I N G R E D I E N T S

 

BASE

2 teaspoons The Super Elixir

1 cup pecan nuts

1 cup buckwheat

1 teaspoon ginger

½ teaspoon allspice

1 cup dates, pitted

1 tablespoon molasses

½ teaspoon salt

 

FILLING

1 can coconut milk

2 ½ cups cashews, soaked overnight in cold water

2 teaspoon vanilla extract

¼ cup maple syrup

⅓ cup coconut oil

1 tablespoon cinnamon

½ teaspoon all spice

1 teaspoon ginger

½ teaspoon ground cardamom

½ teaspoon salt

 

TOPPINGS (OPTIONAL)

½ cup black grapes

2 figs

pecans and cacao nibs

 

M E T H O D

 

Line the bottom of a 20cm springform cake tin with greaseproof paper. Prepare crust by adding pecans and buckwheat to a food processor and grinding to a fine crumb. Add in all remaining ingredients until it forms a sticky dough. Press into lined cake tin evenly and set aside in the fridge.
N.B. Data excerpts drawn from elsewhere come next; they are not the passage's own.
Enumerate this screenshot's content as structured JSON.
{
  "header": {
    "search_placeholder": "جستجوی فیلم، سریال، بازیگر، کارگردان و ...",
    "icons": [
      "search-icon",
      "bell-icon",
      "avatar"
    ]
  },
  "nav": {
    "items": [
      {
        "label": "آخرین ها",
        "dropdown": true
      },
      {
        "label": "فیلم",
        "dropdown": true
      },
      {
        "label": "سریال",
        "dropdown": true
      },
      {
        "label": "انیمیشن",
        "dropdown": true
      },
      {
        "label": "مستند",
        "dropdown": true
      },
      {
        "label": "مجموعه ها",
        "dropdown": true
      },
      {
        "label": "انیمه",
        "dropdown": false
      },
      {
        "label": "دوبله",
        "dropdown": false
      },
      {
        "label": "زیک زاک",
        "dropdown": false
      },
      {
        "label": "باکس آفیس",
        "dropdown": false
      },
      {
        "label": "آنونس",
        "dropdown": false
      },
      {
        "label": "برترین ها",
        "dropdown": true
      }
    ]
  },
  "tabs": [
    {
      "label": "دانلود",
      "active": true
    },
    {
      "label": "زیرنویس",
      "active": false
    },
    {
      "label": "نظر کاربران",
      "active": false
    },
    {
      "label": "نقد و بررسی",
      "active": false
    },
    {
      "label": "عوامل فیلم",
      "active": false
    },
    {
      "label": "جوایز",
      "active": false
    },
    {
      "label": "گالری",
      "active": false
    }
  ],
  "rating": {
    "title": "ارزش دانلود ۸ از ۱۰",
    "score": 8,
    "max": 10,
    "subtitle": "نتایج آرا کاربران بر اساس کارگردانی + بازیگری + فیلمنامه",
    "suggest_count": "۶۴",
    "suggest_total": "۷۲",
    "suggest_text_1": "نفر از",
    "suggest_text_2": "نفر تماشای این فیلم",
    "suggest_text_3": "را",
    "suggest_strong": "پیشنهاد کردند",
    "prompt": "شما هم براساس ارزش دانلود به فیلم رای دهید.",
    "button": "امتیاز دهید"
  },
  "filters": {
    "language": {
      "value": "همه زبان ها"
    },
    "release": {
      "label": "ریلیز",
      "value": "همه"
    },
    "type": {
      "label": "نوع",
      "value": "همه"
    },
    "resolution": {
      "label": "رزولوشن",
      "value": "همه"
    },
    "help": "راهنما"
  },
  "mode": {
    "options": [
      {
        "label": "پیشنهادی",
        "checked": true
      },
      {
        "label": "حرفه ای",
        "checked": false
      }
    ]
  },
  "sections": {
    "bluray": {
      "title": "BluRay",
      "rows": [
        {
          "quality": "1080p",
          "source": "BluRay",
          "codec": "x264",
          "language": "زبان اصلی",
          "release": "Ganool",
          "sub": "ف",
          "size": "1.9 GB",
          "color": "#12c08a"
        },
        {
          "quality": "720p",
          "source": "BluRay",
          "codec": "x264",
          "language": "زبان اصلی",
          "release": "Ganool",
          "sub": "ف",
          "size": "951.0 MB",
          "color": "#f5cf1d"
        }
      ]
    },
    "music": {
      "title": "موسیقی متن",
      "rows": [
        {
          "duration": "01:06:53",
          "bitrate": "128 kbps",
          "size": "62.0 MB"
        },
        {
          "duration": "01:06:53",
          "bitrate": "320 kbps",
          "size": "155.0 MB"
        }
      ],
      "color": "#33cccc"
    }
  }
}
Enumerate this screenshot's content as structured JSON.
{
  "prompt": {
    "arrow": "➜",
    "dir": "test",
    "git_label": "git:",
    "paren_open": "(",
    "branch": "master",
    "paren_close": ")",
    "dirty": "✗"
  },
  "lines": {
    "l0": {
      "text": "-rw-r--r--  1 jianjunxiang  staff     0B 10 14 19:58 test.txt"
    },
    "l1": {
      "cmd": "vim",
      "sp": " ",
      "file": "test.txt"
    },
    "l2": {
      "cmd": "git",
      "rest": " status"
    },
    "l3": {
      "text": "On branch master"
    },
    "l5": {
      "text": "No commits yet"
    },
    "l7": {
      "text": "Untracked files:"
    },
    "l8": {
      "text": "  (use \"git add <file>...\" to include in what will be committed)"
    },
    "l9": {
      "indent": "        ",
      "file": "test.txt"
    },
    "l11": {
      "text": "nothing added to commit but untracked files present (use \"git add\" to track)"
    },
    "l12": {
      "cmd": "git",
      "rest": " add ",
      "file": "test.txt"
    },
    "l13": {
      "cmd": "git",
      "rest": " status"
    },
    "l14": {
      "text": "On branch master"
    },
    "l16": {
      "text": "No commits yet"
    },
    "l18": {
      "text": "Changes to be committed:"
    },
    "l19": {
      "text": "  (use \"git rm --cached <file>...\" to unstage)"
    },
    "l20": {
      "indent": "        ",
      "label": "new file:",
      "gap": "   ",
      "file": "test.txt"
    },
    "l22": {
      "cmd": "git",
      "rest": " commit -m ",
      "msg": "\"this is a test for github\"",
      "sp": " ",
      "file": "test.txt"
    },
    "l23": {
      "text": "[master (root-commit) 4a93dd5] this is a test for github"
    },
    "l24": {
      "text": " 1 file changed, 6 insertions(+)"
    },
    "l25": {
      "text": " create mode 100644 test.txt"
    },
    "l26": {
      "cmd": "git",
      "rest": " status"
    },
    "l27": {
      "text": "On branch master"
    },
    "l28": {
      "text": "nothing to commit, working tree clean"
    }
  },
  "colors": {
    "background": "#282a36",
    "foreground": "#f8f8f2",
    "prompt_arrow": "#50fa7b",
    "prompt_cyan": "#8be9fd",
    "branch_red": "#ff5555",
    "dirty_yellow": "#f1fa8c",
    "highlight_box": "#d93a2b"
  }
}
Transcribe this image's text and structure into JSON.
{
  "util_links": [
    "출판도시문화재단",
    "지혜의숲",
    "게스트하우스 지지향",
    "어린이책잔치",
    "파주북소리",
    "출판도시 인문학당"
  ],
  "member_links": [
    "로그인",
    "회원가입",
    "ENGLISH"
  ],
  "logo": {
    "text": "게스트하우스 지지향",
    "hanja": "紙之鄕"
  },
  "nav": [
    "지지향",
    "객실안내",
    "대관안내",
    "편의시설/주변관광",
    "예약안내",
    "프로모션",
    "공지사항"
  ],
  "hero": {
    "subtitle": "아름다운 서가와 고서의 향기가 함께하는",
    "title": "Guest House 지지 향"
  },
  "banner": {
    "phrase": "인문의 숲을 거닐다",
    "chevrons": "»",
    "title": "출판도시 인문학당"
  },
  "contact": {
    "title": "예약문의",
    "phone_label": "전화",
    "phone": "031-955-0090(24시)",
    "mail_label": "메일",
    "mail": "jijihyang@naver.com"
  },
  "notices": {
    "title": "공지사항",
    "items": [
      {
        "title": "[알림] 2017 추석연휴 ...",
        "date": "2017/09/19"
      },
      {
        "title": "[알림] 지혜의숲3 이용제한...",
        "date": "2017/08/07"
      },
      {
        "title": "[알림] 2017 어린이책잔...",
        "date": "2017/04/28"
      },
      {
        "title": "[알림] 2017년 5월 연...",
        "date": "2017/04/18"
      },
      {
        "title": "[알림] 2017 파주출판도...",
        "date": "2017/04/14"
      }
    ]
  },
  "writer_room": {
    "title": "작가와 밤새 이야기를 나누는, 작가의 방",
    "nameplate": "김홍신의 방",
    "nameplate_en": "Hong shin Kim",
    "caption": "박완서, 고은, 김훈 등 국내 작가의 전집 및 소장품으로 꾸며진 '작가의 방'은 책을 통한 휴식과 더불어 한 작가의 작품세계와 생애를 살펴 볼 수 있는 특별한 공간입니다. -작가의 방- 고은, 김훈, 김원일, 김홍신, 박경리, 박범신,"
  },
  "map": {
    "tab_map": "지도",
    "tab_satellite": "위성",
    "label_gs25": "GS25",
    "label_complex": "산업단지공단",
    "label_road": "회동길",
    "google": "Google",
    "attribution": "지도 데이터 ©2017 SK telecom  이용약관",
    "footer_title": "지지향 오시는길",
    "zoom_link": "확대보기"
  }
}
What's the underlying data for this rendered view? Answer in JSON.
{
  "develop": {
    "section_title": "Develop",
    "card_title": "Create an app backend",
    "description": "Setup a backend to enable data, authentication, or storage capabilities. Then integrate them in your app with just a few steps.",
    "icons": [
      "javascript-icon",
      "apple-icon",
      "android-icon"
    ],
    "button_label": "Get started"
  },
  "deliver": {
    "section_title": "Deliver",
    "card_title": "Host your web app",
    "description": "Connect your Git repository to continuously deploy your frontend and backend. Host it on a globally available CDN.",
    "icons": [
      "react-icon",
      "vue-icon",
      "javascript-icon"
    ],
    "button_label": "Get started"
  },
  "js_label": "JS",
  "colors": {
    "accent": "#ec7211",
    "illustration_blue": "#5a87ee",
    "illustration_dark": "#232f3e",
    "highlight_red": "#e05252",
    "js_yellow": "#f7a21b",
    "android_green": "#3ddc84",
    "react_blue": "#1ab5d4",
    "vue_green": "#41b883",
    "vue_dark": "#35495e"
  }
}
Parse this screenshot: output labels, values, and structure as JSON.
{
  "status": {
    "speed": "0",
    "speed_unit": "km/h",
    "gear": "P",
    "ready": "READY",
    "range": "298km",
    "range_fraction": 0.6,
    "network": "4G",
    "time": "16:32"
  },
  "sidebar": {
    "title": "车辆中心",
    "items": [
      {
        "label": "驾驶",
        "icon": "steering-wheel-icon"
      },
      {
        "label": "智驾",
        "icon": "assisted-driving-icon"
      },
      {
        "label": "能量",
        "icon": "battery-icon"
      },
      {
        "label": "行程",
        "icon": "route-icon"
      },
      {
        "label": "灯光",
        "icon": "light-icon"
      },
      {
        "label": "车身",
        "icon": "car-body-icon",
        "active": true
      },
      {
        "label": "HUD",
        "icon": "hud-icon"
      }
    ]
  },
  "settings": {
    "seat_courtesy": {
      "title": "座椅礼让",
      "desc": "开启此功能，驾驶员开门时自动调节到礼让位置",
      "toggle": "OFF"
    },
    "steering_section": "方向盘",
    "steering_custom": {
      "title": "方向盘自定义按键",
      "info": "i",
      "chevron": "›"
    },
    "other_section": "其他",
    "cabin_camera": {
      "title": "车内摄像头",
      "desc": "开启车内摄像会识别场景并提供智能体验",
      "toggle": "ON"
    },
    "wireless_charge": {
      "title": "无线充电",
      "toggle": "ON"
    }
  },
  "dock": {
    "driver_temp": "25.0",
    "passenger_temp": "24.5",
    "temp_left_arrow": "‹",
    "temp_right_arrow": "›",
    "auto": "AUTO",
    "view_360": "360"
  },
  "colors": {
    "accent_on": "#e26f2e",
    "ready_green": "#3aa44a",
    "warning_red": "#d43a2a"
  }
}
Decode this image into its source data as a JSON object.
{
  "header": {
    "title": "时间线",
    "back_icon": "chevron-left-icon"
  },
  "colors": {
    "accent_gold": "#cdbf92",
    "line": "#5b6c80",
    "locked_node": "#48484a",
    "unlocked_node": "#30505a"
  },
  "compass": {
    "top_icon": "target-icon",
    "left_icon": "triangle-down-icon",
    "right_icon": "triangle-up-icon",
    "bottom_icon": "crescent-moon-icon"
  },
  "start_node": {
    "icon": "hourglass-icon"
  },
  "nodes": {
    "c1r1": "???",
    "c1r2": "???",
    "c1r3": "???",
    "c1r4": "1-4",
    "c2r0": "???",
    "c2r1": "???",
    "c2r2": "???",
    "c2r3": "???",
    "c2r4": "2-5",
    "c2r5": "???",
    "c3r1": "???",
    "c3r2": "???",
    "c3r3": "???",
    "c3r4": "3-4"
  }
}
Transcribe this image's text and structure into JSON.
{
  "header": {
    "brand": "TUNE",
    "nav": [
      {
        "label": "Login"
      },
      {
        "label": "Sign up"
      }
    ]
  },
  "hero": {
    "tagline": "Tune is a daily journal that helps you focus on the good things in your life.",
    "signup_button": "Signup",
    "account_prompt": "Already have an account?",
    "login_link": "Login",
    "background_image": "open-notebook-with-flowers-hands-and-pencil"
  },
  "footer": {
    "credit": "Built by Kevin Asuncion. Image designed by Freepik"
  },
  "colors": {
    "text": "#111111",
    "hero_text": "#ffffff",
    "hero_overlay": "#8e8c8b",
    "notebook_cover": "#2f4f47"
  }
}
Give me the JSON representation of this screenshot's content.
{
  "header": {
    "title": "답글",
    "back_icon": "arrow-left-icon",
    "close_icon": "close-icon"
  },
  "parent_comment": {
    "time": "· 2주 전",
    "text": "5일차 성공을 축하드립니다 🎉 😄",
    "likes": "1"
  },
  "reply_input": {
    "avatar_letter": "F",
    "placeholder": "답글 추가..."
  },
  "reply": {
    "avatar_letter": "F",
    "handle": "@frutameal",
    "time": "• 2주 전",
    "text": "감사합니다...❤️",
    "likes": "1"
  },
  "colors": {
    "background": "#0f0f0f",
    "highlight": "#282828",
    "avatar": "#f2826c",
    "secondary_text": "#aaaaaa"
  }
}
Prepare filling by rinsing the cashews well in clean water and draining. Add to food processor with all other filling ingredients and blend on high until really smooth and creamy. Depending on the power of your machine, this can take around 10-15 minutes. The mixture should become smooth and pourable. If it's too thick, add ¼ cup of water at a time, but only after blending thoroughly.

Pour filling on top of the crust and set aside in the freezer for at least 5 hours, ideally overnight. Take out an hour before serving so it can thaw out to a creamy texture. Top with fresh fruit, pecans and cacao nibs before serving.